I found out this task even more simple than I expected. I decided to use GNU wget. This command line tool is included in most Linux distributions. Windows version is also availible. Basic usage is quite straightforward:
wget https://example.com/
This will download the file index.html to the current folder. To achieve result I described at the beggining we have to do some more magic:
$ wget \ --recursive \ --no-clobber \ --page-requisites \ --html-extension \ --convert-links \ --restrict-file-names=windows \ --domains example.com \ --no-parent \ https://www.example.com/folder1/folder/
This will do exactly what we wanted.
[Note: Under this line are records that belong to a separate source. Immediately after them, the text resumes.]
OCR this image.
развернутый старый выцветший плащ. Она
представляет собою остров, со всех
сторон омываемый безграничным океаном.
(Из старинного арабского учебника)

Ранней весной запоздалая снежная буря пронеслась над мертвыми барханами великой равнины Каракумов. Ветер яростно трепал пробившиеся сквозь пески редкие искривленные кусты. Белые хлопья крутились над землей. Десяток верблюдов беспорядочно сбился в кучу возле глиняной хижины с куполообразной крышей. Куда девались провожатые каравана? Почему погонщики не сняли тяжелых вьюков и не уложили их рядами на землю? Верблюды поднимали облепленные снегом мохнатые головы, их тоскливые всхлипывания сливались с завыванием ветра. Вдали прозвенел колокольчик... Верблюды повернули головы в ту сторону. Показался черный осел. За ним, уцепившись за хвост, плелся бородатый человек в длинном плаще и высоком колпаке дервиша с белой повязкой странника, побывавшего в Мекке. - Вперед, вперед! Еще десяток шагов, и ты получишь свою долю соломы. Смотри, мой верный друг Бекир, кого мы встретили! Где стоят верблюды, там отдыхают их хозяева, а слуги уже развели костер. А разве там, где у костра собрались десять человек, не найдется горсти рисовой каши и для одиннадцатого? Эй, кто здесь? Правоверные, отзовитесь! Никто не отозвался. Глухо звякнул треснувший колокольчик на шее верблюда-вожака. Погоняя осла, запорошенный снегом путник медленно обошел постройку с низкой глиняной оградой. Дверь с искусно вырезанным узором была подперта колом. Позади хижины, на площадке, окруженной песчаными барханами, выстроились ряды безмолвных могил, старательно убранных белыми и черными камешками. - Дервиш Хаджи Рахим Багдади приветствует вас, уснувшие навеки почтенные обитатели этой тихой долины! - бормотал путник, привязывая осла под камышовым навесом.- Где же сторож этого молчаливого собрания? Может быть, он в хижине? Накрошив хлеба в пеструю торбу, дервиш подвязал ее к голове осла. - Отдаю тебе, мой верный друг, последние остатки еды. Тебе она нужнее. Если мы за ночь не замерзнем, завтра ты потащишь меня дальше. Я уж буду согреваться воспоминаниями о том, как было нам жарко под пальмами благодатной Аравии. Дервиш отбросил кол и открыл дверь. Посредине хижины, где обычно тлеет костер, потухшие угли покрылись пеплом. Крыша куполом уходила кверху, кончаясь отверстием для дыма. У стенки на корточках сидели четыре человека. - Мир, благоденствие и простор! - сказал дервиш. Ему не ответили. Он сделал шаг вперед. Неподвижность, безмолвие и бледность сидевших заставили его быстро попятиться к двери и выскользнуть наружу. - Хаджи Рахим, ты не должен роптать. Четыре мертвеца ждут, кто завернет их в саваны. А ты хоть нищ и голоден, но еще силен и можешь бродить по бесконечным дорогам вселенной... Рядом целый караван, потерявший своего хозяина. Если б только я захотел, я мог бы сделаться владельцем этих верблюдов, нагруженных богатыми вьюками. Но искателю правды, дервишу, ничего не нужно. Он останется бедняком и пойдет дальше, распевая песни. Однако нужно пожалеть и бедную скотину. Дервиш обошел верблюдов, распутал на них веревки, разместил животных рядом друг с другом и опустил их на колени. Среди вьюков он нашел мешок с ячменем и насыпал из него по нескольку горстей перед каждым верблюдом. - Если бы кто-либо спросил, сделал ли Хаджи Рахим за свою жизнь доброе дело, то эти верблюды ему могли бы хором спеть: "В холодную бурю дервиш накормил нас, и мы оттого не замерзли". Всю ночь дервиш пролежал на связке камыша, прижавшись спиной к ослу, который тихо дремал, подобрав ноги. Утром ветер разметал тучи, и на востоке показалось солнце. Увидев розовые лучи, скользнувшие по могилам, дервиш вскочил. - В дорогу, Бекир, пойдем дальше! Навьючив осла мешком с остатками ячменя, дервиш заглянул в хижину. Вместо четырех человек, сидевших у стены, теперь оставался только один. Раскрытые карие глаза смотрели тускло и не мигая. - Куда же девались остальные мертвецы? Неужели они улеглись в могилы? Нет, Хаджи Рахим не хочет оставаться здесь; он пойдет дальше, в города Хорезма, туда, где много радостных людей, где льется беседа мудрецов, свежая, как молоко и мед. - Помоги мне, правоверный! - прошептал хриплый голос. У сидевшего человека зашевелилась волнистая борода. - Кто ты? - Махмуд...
Let's see what each of this switches does:
- --recursive - recurively download all files that are linked from main file,
- --no-clobber - do not overwrite files that already exist locally (useful when previous run failed for any reason),
- --page-requisites - download all page elements (JS, CSS, ..),
- --html-extension - add .html extension to files (if not already there),
- --convert-links - fix links in html files to work offline,
- --restrict-file-names=windows - rename files to work also in Windows,
- --domains example.com - limit downloads to listed domains (links that point to other domains will not be followed),
- --no-parent - do not download files form folders below given root folder (folder1/folder/ in our example; files from /folder1 are not going to be transferred).